Droits des femmes : les associations au régime sec

26 Juillet 2017

Malgré les dénégations de la secrétaire d’État à l’Égalité entre les femmes et les hommes, les subventions aux associations féministes ont bien été amputées de 7,5 millions d’euros.

Le 17 juillet, le Planning familial, le Collectif féministe contre le viol, Femmes solidaires et d’autres associations avaient tiré la sonnette d’alarme, inquiètes des coupes envisagées dans leur budget. Certaines n’avaient pas encore reçu la première tranche de leur financement. L’Association contre les violences faites aux femmes au travail (AVFT), qui accueille de plus en plus de victimes, n’avait pas eu de réponse à sa demande d’augmentation du budget qui lui permet d’aider les victimes dans leurs démarches juridiques.

Marlène Schiappa, la secrétaire d’État, ne parlait que d’économies minimes sur des frais de fonctionnement, les notes de frais et autres réceptions. Mais elle insistait sur le fait qu’il ne fallait accorder de subventions qu’aux associations menant des « actions effectives et efficaces ». Une restriction inquiétante de la part d’un gouvernement adepte de la rentabilité avant tout.

On en voit le résultat : le gouvernement Macron a été capable d’amputer d’un quart un budget de moins de 30 millions d’euros, le plus petit des différents ministères, qui représente 0,006 % du budget total de l’État !

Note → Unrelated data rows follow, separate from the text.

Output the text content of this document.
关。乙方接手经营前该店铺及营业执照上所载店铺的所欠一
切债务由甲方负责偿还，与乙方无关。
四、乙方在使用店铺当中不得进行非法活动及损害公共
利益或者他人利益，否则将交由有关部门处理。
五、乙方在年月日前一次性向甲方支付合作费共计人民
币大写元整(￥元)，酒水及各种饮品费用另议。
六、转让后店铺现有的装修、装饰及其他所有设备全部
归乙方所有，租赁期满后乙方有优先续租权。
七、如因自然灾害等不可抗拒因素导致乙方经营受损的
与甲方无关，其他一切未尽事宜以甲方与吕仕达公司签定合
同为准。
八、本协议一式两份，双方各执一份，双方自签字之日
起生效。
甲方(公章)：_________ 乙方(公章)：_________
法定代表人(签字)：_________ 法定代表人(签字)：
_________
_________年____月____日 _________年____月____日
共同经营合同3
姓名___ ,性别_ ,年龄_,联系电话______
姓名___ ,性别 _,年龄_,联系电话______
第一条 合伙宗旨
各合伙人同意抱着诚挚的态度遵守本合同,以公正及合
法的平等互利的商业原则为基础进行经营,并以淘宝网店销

Informer les femmes de leurs droits, protéger celles qui sont victimes de violences, les héberger, les aider à porter plainte, former des travailleurs sociaux, donner aux filles et aux garçons des informations sur la contraception et défendre le droit à l’interruption volontaire de grossesse, tout cela réclame des locaux, des formations, de l’argent.

Tous les gouvernements se sont déchargés d’une partie des tâches de protection sociale sur des associations, qui bouclent leur budget par des appels aux dons et du bénévolat. Macron candidat se prétendait « profondément féministe ». On en a la démonstration avec son gouvernement qui sabre dans le financement de ce qui devrait être un service public entièrement assuré par l’État.